Additionally, the hand anatomy should be considered. Different types of hand gestures involve different parts of the hand, and some gestures may be more difficult to segment accurately than others. For example, gestures that involve the fingers being close together may be more challenging to distinguish from each other.

To improve hand gesture segmentation accuracy, researchers may use various techniques, such as depth sensing (e.g., RealSense and Kinect), machine learning algorithms, and hand-tracking algorithms. These methods can help identify the different parts of the hand and track their movement accurately even in complex gesture sequences.

Future outlook

With the rise of artificial intelligence, deep learning is undoubtedly a benign accelerator for gesture recognition, and gesture recognition systems will become more accurate and stable. Future gesture recognition systems will also be more diversified and applicable to more fields such as medical care, education, entertainment, etc., bringing more convenience and innovation to people. In the future, gesture recognition technology will continue to develop in the following directions:

  • More intelligent: Gesture recognition will become more intelligent with the continued development of deep learning and artificial intelligence technology. Training a model will allow it to understand more complex gestures while reducing the user requirements, making gesture recognition more natural and intelligent.

  • More accurate: As computer vision and sensor technology continue to improve, gesture recognition will become more accurate.
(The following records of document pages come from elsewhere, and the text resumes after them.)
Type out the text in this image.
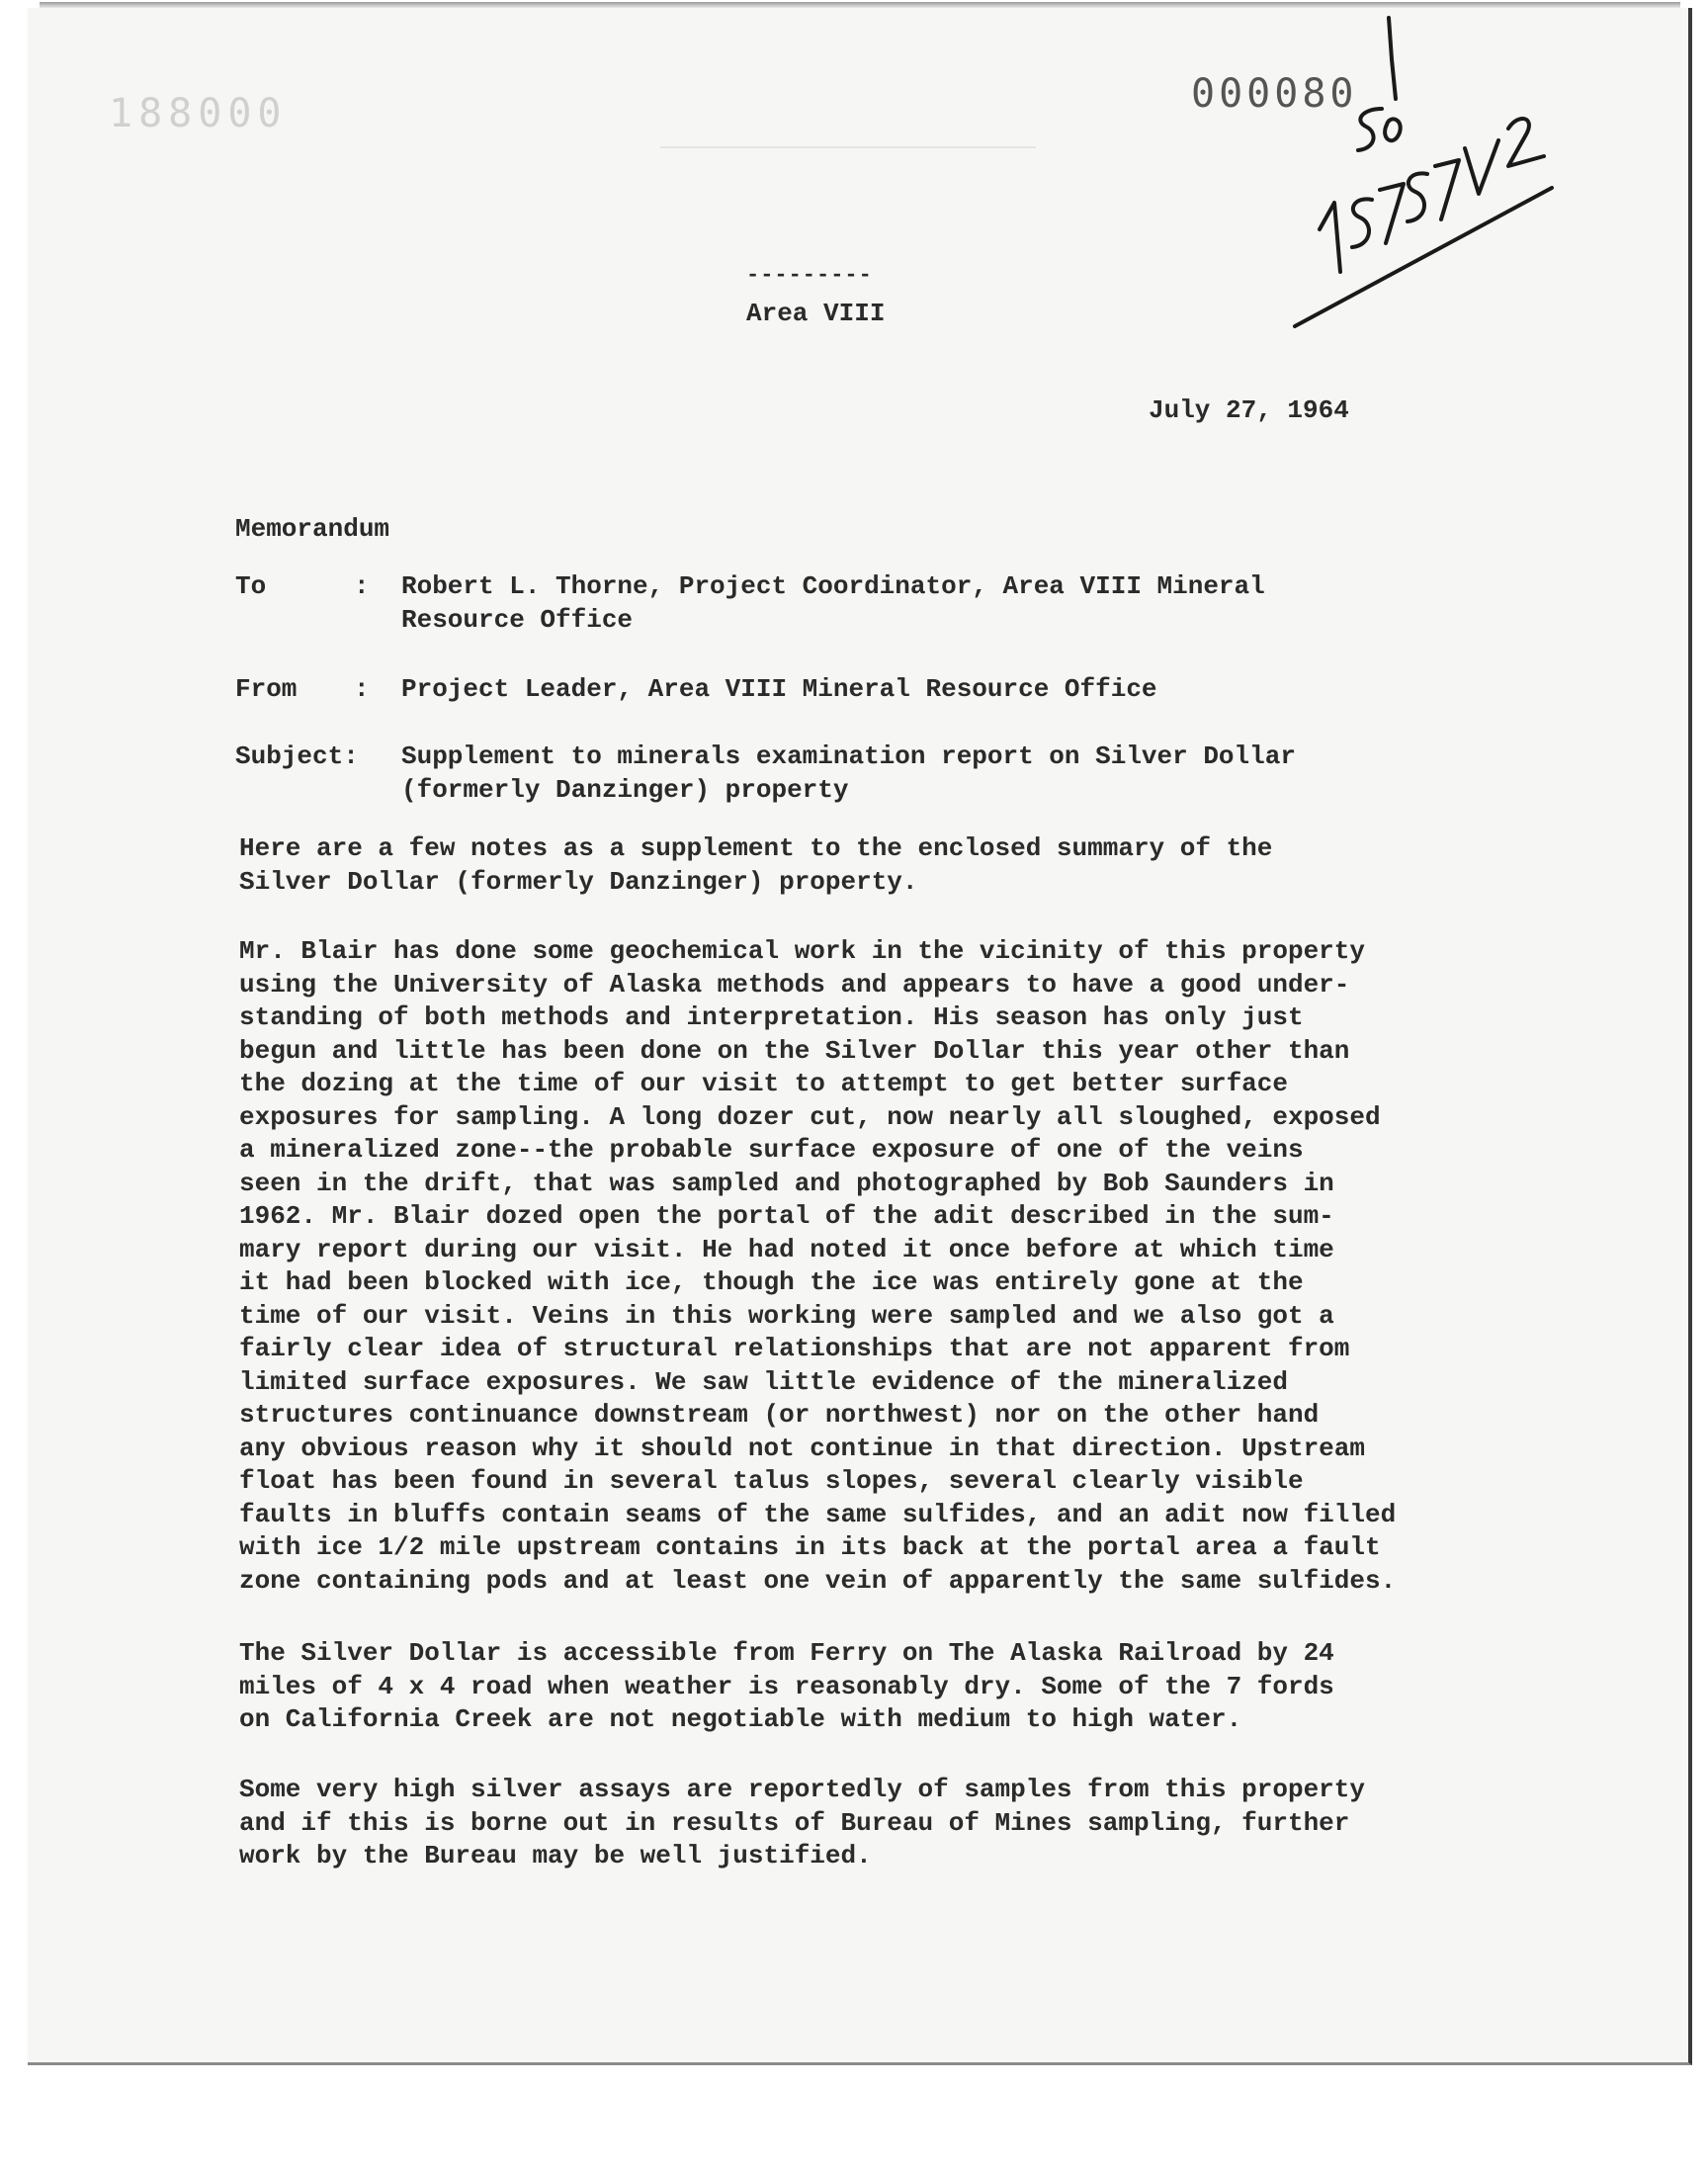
188000	000080
---------
Area VIII
July 27, 1964
Memorandum
To	: Robert L. Thorne, Project Coordinator, Area VIII Mineral
Resource Office
From	: Project Leader, Area VIII Mineral Resource Office
Subject: Supplement to minerals examination report on Silver Dollar
(formerly Danzinger) property
Here are a few notes as a supplement to the enclosed summary of the
Silver Dollar (formerly Danzinger) property.
Mr. Blair has done some geochemical work in the vicinity of this property
using the University of Alaska methods and appears to have a good under-
standing of both methods and interpretation. His season has only just
begun and little has been done on the Silver Dollar this year other than
the dozing at the time of our visit to attempt to get better surface
exposures for sampling. A long dozer cut, now nearly all sloughed, exposed
a mineralized zone--the probable surface exposure of one of the veins
seen in the drift, that was sampled and photographed by Bob Saunders in
1962. Mr. Blair dozed open the portal of the adit described in the sum-
mary report during our visit. He had noted it once before at which time
it had been blocked with ice, though the ice was entirely gone at the
time of our visit. Veins in this working were sampled and we also got a
fairly clear idea of structural relationships that are not apparent from
limited surface exposures. We saw little evidence of the mineralized
structures continuance downstream (or northwest) nor on the other hand
any obvious reason why it should not continue in that direction. Upstream
float has been found in several talus slopes, several clearly visible
faults in bluffs contain seams of the same sulfides, and an adit now filled
with ice 1/2 mile upstream contains in its back at the portal area a fault
zone containing pods and at least one vein of apparently the same sulfides.
The Silver Dollar is accessible from Ferry on The Alaska Railroad by 24
miles of 4 x 4 road when weather is reasonably dry. Some of the 7 fords
on California Creek are not negotiable with medium to high water.
Some very high silver assays are reportedly of samples from this property
and if this is borne out in results of Bureau of Mines sampling, further
work by the Bureau may be well justified.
For example, higher-resolution cameras and more sensitive sensors can capture more subtle hand movements, improving the accuracy of gesture recognition.

  • More capable of real-time performance: Future gesture recognition technology will operate closer to real time, and be capable of processing large numbers of gestures and translating them into commands or actions. This will enable gesture recognition’s wider use in virtual reality, gaming, medical, and other fields.

  • More reliable: As the applications of gesture recognition technology expand, its reliability becomes increasingly important. Future gesture recognition technologies will require more rigorous testing and validation to ensure their reliable operation in a variety of environments.

  • More personalized: Future gesture recognition technologies will be more personalized and able to adapt to different users’ gesture habits and preferences. For example, users may be able to customize specific gestures to accomplish a particular operation or function.

Conclusions

This paper focuses on the processing steps and techniques for gesture recognition. Gesture recognition methods are divided according to four steps: data acquisition, gesture detection and segmentation, feature extraction and gesture classification. The focus of this paper is on RGB-D camera-based gesture recognition techniques, but it also covers several related studies in the field that use monocular and depth cameras. Contrasting these two methods, we observe that the depth camera-based gesture recognition method is more practical and effective. It can be used to perform both dynamic and static gesture recognition. The research on gesture recognition’s implementation in robotic scenarios is then reviewed and analyzed, and algorithms for gesture recognition in human-robot interaction are discussed. The problems faced by vision-based gesture recognition methods over the years, the progress that can be made, and the possible future directions are reviewed.